Au début du 20e siècle, les nouvelles découvertes technologiques enthousiasment les penseurs du monde qui commencent à imaginer un avenir cosmopolite radieux grâce à l’avancée de la raison. Disparition future des maladies, démocratisation de la culture. Les machines se chargeront des travaux qui jusqu’ici asservissent les peuples. La Science répondra à toutes nos questions, résoudra tous nos problèmes… Seulement l’évolution n’est pas tout à fait allée dans la direction que nous souhaitions. Ainsi, les transformations de nos sociétés, suite à l’explosion urbaine, à l’essor de la société technocratique, à une postmodernité solipsiste, à une crise du politique, une explosion du pouvoir financier, ou encore une destruction de notre environnement, pour ne citer qu’eux, nous contraignent à réinterroger la majorité de nos certitudes.
Aujourd’hui, le concept de crise est insuffisant pour rendre compte du niveau de bouleversements auxquels nous avons affaire. Nous ne sommes pas seulement confrontés à des crises multiples et interférentes, mais à des métamorphoses, c’est-à-dire à des changements structuraux et processuels dans les divers niveaux d’organisation de la vie : philosophique, économique, politique ou culturelle. Pour reprendre les propos de Boaventura de Sousa Santos « Ce n’est pas d’alternatives dont nous avons besoin, mais de penser de façon alternative les alternatives existantes ». La pychosociologie avec entre autre l’antropologie devient un réservoir “d’outils de dérangement intellectuel”, qui nous aident à nous penser nous-mêmes et à imaginer l’avenir comme un foisonnement de possibilités, et non plus comme un trajet unique tout tracé vers le désastre. La démarche est d’offrir des contre-points à nos manières de faire et donner ainsi prise à la pensée critique sur des facettes de notre rapport au monde qui autrement passeraient inaperçues, diluées, dans l’habitude et l’évidence.

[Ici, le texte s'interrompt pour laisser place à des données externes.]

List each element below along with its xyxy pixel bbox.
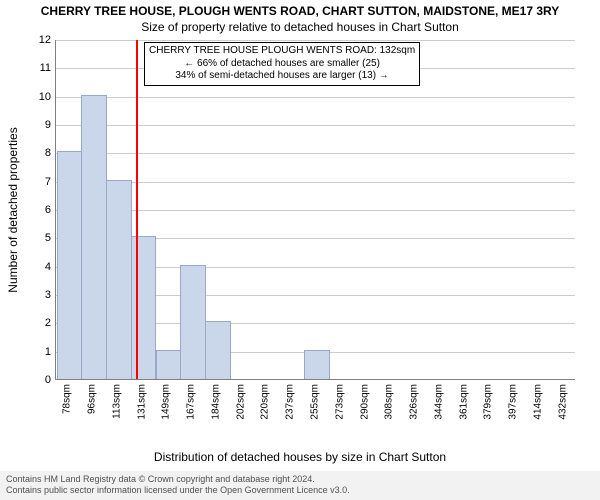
histogram-bar <box>81 95 107 379</box>
x-axis-label: Distribution of detached houses by size … <box>0 450 600 464</box>
x-tick-label: 96sqm <box>87 384 98 414</box>
x-tick-label: 326sqm <box>409 384 420 420</box>
x-tick-label: 379sqm <box>483 384 494 420</box>
histogram-bar <box>205 321 231 379</box>
histogram-bar <box>304 350 330 379</box>
x-tick-label: 131sqm <box>136 384 147 420</box>
footer-attribution: Contains HM Land Registry data © Crown c… <box>0 471 600 500</box>
gridline <box>56 182 575 183</box>
histogram-bar <box>156 350 182 379</box>
y-tick-label: 6 <box>21 204 51 216</box>
x-tick-label: 184sqm <box>210 384 221 420</box>
y-tick-label: 11 <box>21 62 51 74</box>
x-tick-label: 361sqm <box>458 384 469 420</box>
x-tick-label: 78sqm <box>62 384 73 414</box>
y-tick-label: 7 <box>21 176 51 188</box>
annotation-line: ← 66% of detached houses are smaller (25… <box>149 58 415 71</box>
x-tick-label: 220sqm <box>260 384 271 420</box>
histogram-bar <box>180 265 206 379</box>
annotation-box: CHERRY TREE HOUSE PLOUGH WENTS ROAD: 132… <box>144 42 420 86</box>
x-tick-label: 432sqm <box>557 384 568 420</box>
x-tick-label: 308sqm <box>384 384 395 420</box>
reference-line <box>136 40 138 379</box>
y-tick-label: 4 <box>21 261 51 273</box>
y-tick-label: 9 <box>21 119 51 131</box>
histogram-bar <box>106 180 132 379</box>
x-tick-label: 113sqm <box>111 384 122 419</box>
histogram-bar <box>57 151 83 379</box>
y-tick-label: 10 <box>21 91 51 103</box>
gridline <box>56 97 575 98</box>
x-tick-label: 255sqm <box>310 384 321 420</box>
gridline <box>56 153 575 154</box>
x-tick-label: 202sqm <box>235 384 246 420</box>
chart-title-sub: Size of property relative to detached ho… <box>0 20 600 34</box>
x-tick-label: 167sqm <box>186 384 197 420</box>
footer-line: Contains HM Land Registry data © Crown c… <box>6 474 594 486</box>
x-tick-label: 397sqm <box>508 384 519 420</box>
x-tick-label: 344sqm <box>433 384 444 420</box>
annotation-line: CHERRY TREE HOUSE PLOUGH WENTS ROAD: 132… <box>149 45 415 58</box>
gridline <box>56 40 575 41</box>
y-tick-label: 5 <box>21 232 51 244</box>
x-tick-label: 414sqm <box>532 384 543 420</box>
x-tick-label: 149sqm <box>161 384 172 420</box>
chart-container: CHERRY TREE HOUSE, PLOUGH WENTS ROAD, CH… <box>0 0 600 500</box>
y-tick-label: 12 <box>21 34 51 46</box>
x-tick-label: 273sqm <box>334 384 345 420</box>
y-tick-label: 0 <box>21 374 51 386</box>
y-tick-label: 1 <box>21 346 51 358</box>
chart-title-main: CHERRY TREE HOUSE, PLOUGH WENTS ROAD, CH… <box>0 4 600 18</box>
y-axis-label: Number of detached properties <box>6 40 20 380</box>
y-tick-label: 3 <box>21 289 51 301</box>
x-tick-label: 290sqm <box>359 384 370 420</box>
footer-line: Contains public sector information licen… <box>6 485 594 497</box>
y-tick-label: 2 <box>21 317 51 329</box>
x-tick-label: 237sqm <box>285 384 296 420</box>
gridline <box>56 125 575 126</box>
annotation-line: 34% of semi-detached houses are larger (… <box>149 70 415 83</box>
gridline <box>56 210 575 211</box>
plot-area: CHERRY TREE HOUSE PLOUGH WENTS ROAD: 132… <box>55 40 575 380</box>
y-tick-label: 8 <box>21 147 51 159</box>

En effet, la crise écologique est la crise d’une culture qui a perdu le sens de la sacralité du monde. La vision matérialiste du monde a ouvert la voie à ce que le philosophe Max Weber a appelé le désenchantement du monde. Cette désacralisation de la nature s’accompagne d’une aliénation systémique de l’être humain avec le monde naturel. L’être humain s’est alors considéré comme le centre et la mesure de toute chose. En identifiant la liberté à l’émancipation par apport aux autres, à la société et la nature, en particulier grâce à la technique, l’être humain s’est de plus en plus “dé-naturé”, au point de devenir hors sol ; et de vivre dans un environnement lui-même hors sol, désincarné. La psychosociologie et l’anthropologie (comme nous l’explique P. Descola) nous apportent la preuve que d’autres voies sont possibles pour nous assembler et régler nos vies que celles qui nous sont familières en Occident. Elles montrent que l’avenir n’est pas un prolongement automatique de l’actuel, mais qu’il est ouvert à tous les possibles pour peu que nous sachions les imaginer.